The Massachusetts economy added 7,600 jobs last month, bringing the unemployment rate down to 9.3 percent. This may mean the state is on the way to job recovery.
Alan Clayton-Matthews, an economist at Northeastern University, has been waiting for job numbers like these. And for months he has watched the unemployment rate bounce around and send mixed messages about economic trends. Not these latest figures.
"This whole job report is positive," Clayton-Matthews said. "Everything is going in the right direction."
Almost every job sector added workers. Even the numbers from the month before got revised in the right direction: The statisticians decided the state added more jobs in February than they first thought. It all adds up to almost 14,000 new jobs over the last three months.
One of them went to Aubrey Everett in Quincy.
"When I actually got the official offer, I had just picked my stepdaughter up from her house," Everett said. "She was so excited and said, 'Aubrey got a job.' It was just, I just felt such immense relief."

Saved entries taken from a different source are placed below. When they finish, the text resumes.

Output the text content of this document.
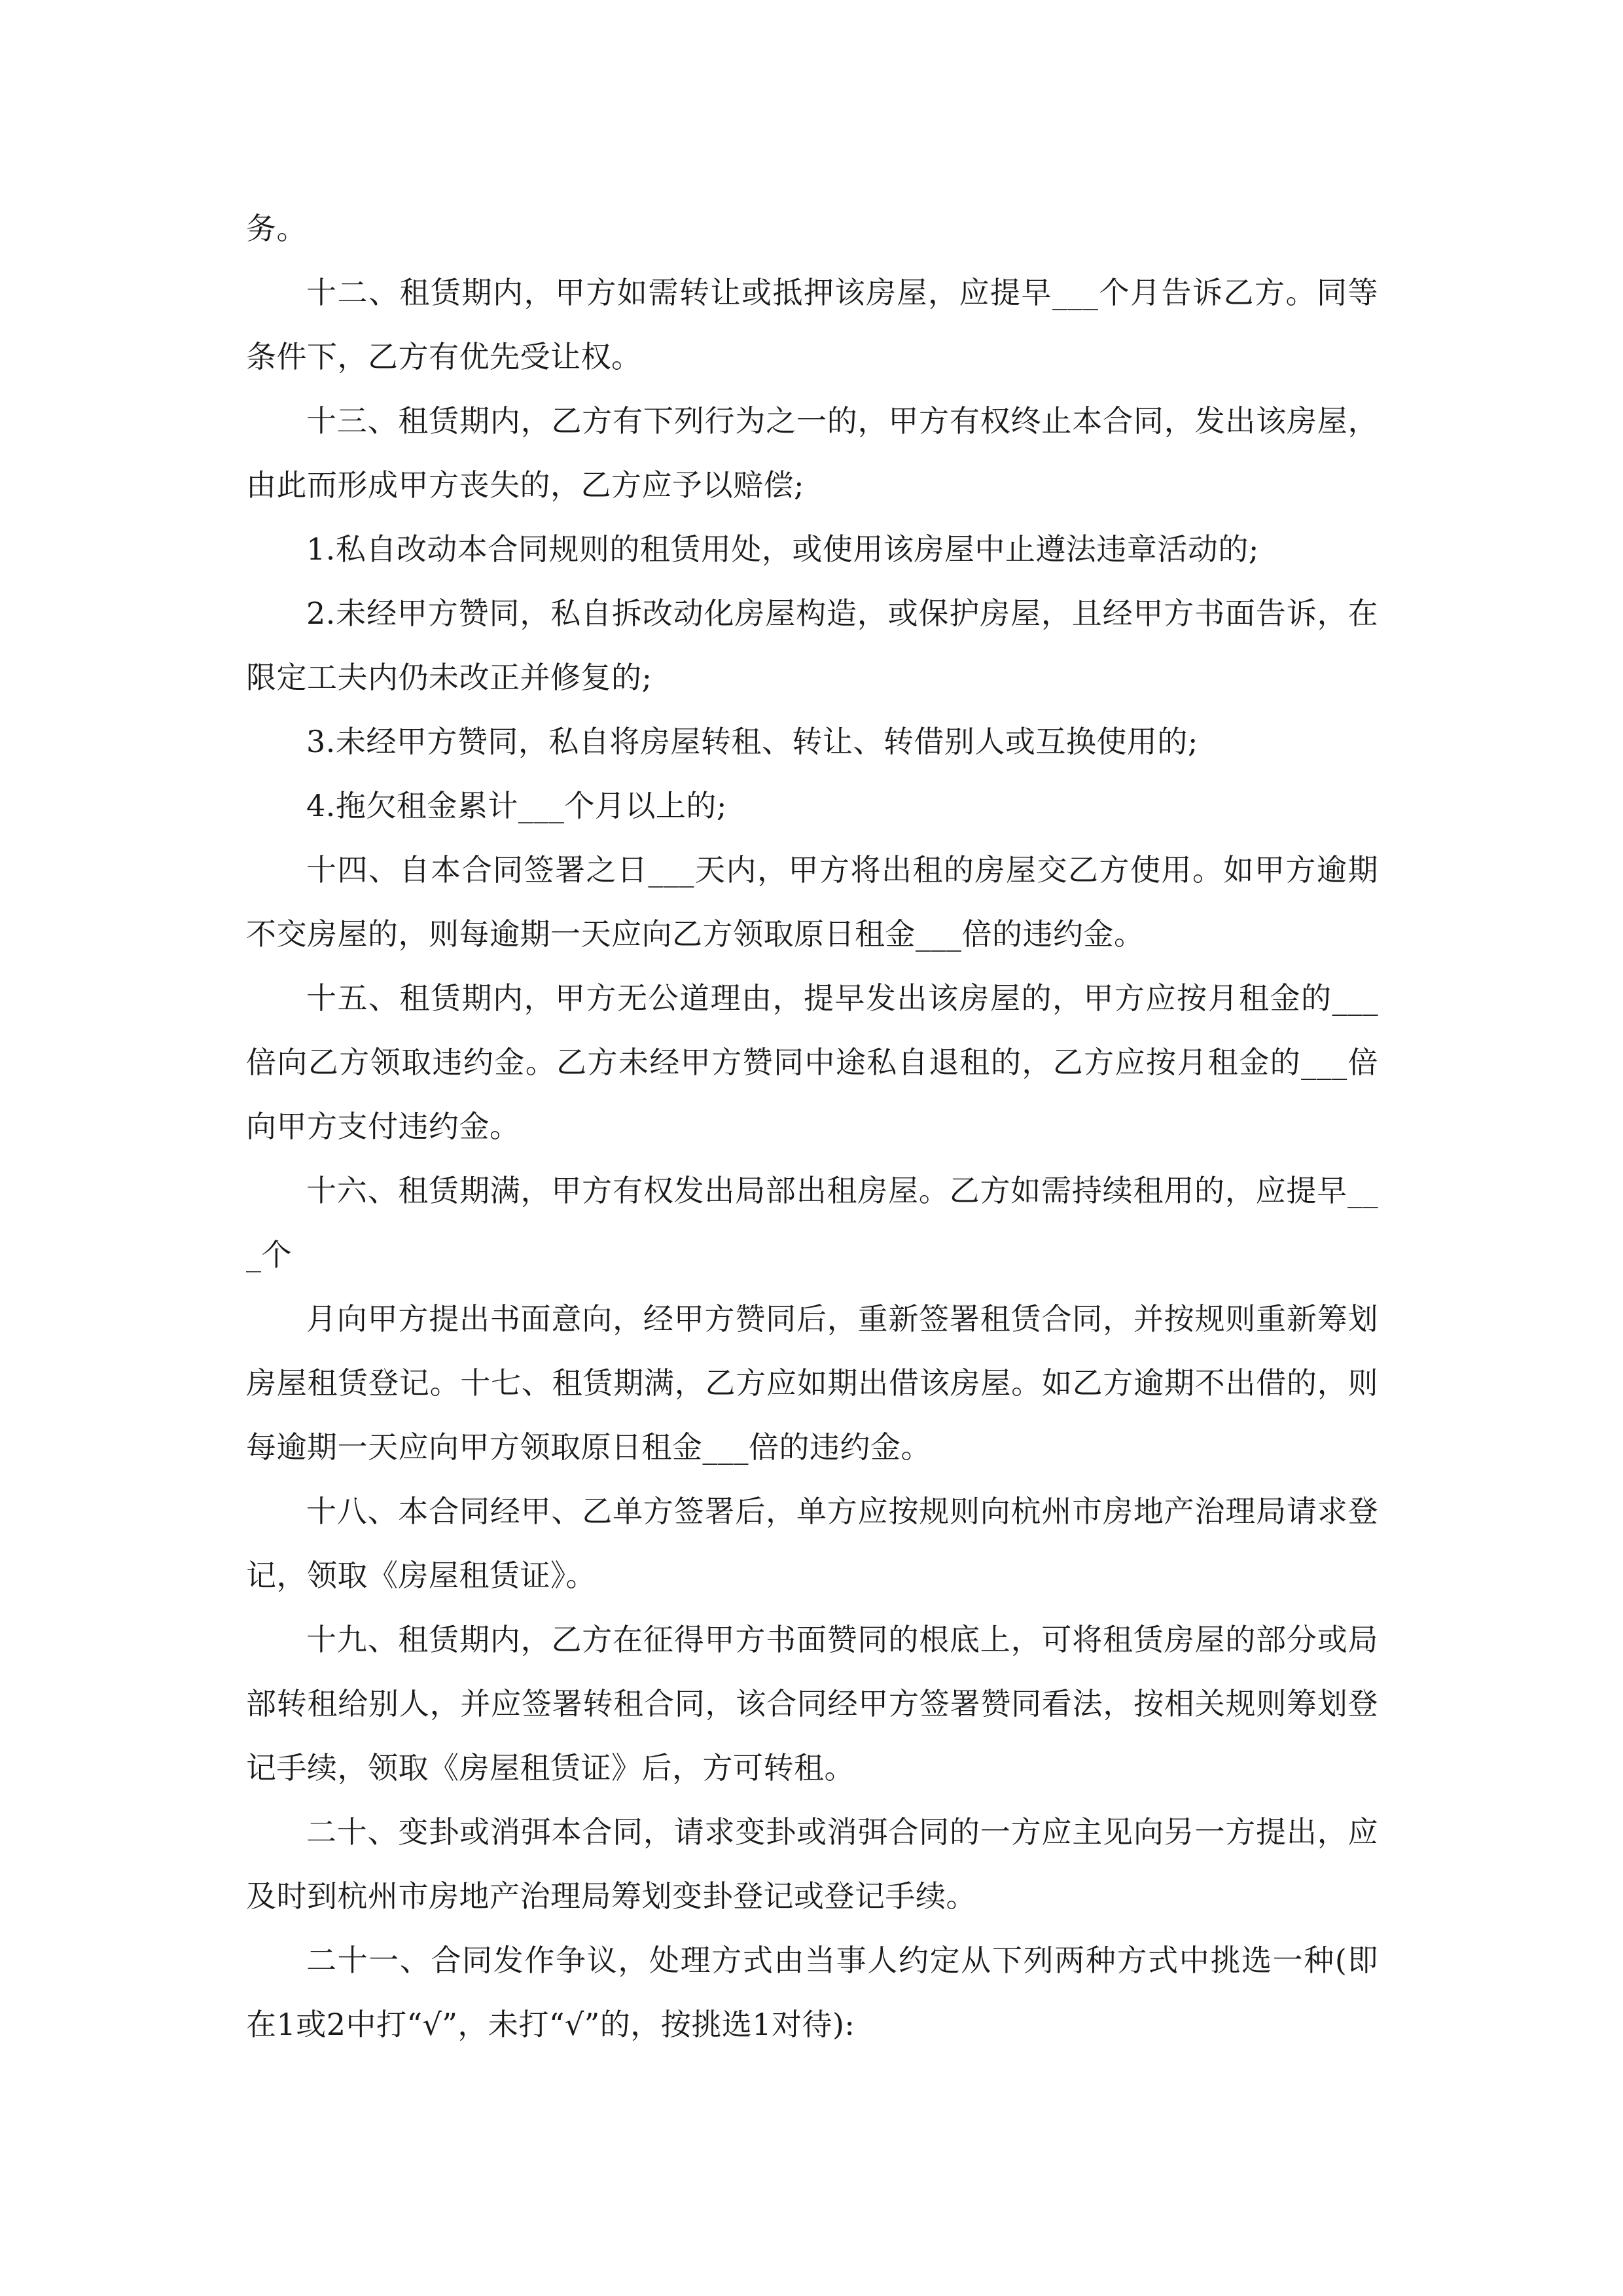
务。

十二、租赁期内，甲方如需转让或抵押该房屋，应提早___个月告诉乙方。同等条件下，乙方有优先受让权。

十三、租赁期内，乙方有下列行为之一的，甲方有权终止本合同，发出该房屋，由此而形成甲方丧失的，乙方应予以赔偿;

1.私自改动本合同规则的租赁用处，或使用该房屋中止遵法违章活动的;

2.未经甲方赞同，私自拆改动化房屋构造，或保护房屋，且经甲方书面告诉，在限定工夫内仍未改正并修复的;

3.未经甲方赞同，私自将房屋转租、转让、转借别人或互换使用的;

4.拖欠租金累计___个月以上的;

十四、自本合同签署之日___天内，甲方将出租的房屋交乙方使用。如甲方逾期不交房屋的，则每逾期一天应向乙方领取原日租金___倍的违约金。

十五、租赁期内，甲方无公道理由，提早发出该房屋的，甲方应按月租金的___倍向乙方领取违约金。乙方未经甲方赞同中途私自退租的，乙方应按月租金的___倍向甲方支付违约金。

十六、租赁期满，甲方有权发出局部出租房屋。乙方如需持续租用的，应提早___个

月向甲方提出书面意向，经甲方赞同后，重新签署租赁合同，并按规则重新筹划房屋租赁登记。十七、租赁期满，乙方应如期出借该房屋。如乙方逾期不出借的，则每逾期一天应向甲方领取原日租金___倍的违约金。

十八、本合同经甲、乙单方签署后，单方应按规则向杭州市房地产治理局请求登记，领取《房屋租赁证》。

十九、租赁期内，乙方在征得甲方书面赞同的根底上，可将租赁房屋的部分或局部转租给别人，并应签署转租合同，该合同经甲方签署赞同看法，按相关规则筹划登记手续，领取《房屋租赁证》后，方可转租。

二十、变卦或消弭本合同，请求变卦或消弭合同的一方应主见向另一方提出，应及时到杭州市房地产治理局筹划变卦登记或登记手续。

二十一、合同发作争议，处理方式由当事人约定从下列两种方式中挑选一种(即在1或2中打“√”，未打“√”的，按挑选1对待):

Everett had been laid off last May, when the retail store she worked for went out of business. She says it was a full-time job looking for one. Over the months, everyone she reached out to said they weren’t hiring right now. Those that were told Aubrey she was overqualified.

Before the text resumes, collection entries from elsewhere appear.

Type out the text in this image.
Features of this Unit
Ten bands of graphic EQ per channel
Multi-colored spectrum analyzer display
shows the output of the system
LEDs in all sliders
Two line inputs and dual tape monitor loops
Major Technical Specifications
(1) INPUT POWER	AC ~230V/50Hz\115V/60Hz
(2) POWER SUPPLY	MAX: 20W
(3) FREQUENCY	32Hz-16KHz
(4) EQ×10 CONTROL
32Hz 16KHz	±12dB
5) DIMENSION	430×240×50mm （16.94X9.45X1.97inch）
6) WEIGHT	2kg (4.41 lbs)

"It really sucked. It was one of the worst times for me. I’m young, I’m only 25," Everett said. "So I was like, 'Where is my life going? Where is my career going?' It was very difficult."

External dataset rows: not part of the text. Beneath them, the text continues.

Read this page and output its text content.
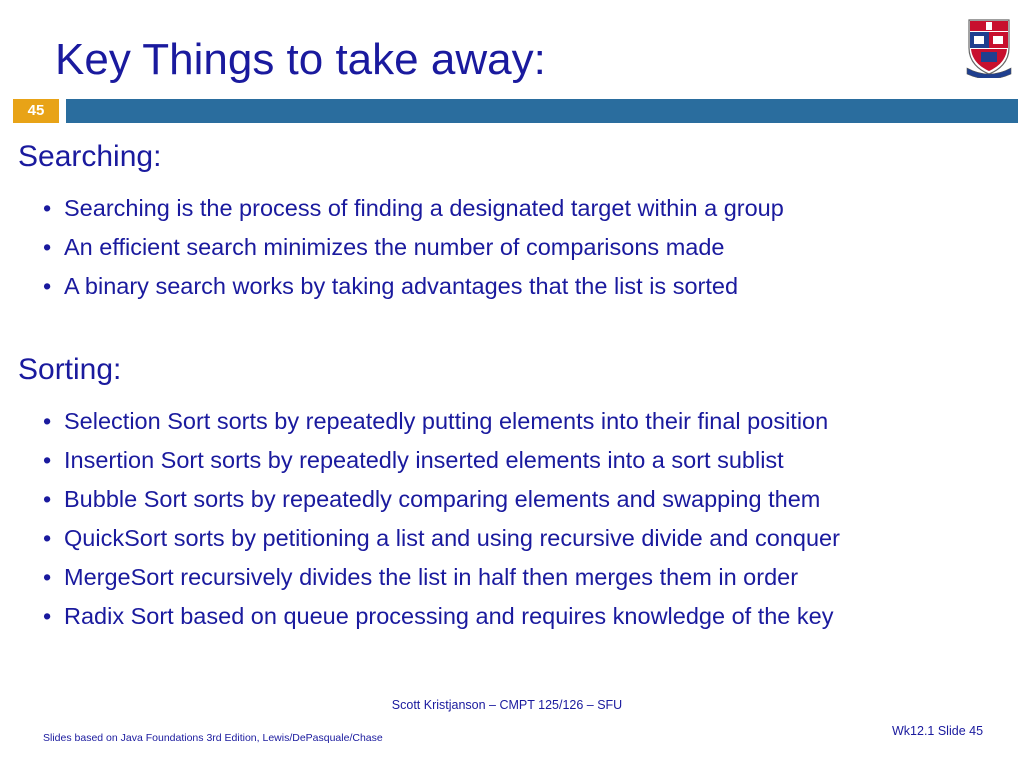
Key Things to take away:
45
Searching:
• Searching is the process of finding a designated target within a group
• An efficient search minimizes the number of comparisons made
• A binary search works by taking advantages that the list is sorted
Sorting:
• Selection Sort sorts by repeatedly putting elements into their final position
• Insertion Sort sorts by repeatedly inserted elements into a sort sublist
• Bubble Sort sorts by repeatedly comparing elements and swapping them
• QuickSort sorts by petitioning a list and using recursive divide and conquer
• MergeSort recursively divides the list in half then merges them in order
• Radix Sort based on queue processing and requires knowledge of the key
Scott Kristjanson – CMPT 125/126 – SFU
Slides based on Java Foundations 3rd Edition, Lewis/DePasquale/Chase	Wk12.1 Slide 45
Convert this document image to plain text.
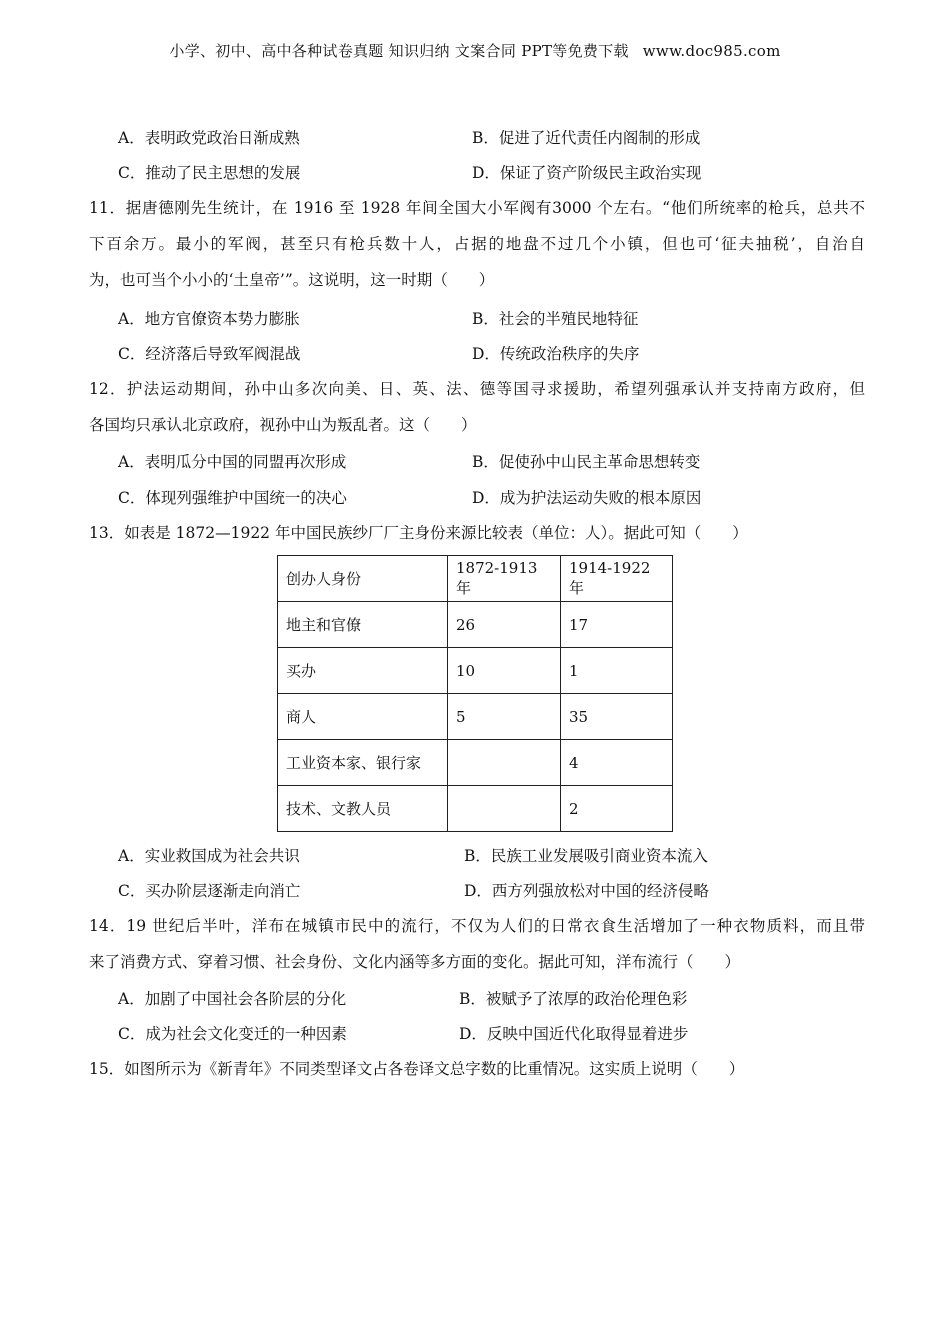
小学、初中、高中各种试卷真题 知识归纳 文案合同 PPT等免费下载 www.doc985.com
A．表明政党政治日渐成熟	B．促进了近代责任内阁制的形成
C．推动了民主思想的发展	D．保证了资产阶级民主政治实现
11．据唐德刚先生统计，在 1916 至 1928 年间全国大小军阀有3000 个左右。“他们所统率的枪兵，总共不
下百余万。最小的军阀，甚至只有枪兵数十人，占据的地盘不过几个小镇，但也可‘征夫抽税’，自治自
为，也可当个小小的‘土皇帝’”。这说明，这一时期（　　）
A．地方官僚资本势力膨胀	B．社会的半殖民地特征
C．经济落后导致军阀混战	D．传统政治秩序的失序
12．护法运动期间，孙中山多次向美、日、英、法、德等国寻求援助，希望列强承认并支持南方政府，但
各国均只承认北京政府，视孙中山为叛乱者。这（　　）
A．表明瓜分中国的同盟再次形成	B．促使孙中山民主革命思想转变
C．体现列强维护中国统一的决心	D．成为护法运动失败的根本原因
13．如表是 1872—1922 年中国民族纱厂厂主身份来源比较表（单位：人）。据此可知（　　）
创办人身份	1872-1913 年	1914-1922 年
地主和官僚	26	17
买办	10	1
商人	5	35
工业资本家、银行家		4
技术、文教人员		2
A．实业救国成为社会共识	B．民族工业发展吸引商业资本流入
C．买办阶层逐渐走向消亡	D．西方列强放松对中国的经济侵略
14．19 世纪后半叶，洋布在城镇市民中的流行，不仅为人们的日常衣食生活增加了一种衣物质料，而且带
来了消费方式、穿着习惯、社会身份、文化内涵等多方面的变化。据此可知，洋布流行（　　）
A．加剧了中国社会各阶层的分化	B．被赋予了浓厚的政治伦理色彩
C．成为社会文化变迁的一种因素	D．反映中国近代化取得显着进步
15．如图所示为《新青年》不同类型译文占各卷译文总字数的比重情况。这实质上说明（　　）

Aubrey’s thrilled to be back at work doing what she studied in college.
But here’s the reality check. There are more than 323,000 people in Massachusetts who are still looking for work — that doesn’t count people who have given up looking. Clayton-Matthews expects some things, like foreclosures, to continue to get worse. Even when people do get hired, he says, it takes a long time to build up savings and credit again.
"We’re still seeing a lot of pain out there, and that’s going to dissipate slowly. But at least the economy is in recovery," Clayton-Matthews said.
There’s pain, he says, but at least things are starting to get better.
This program aired on April 16, 2010.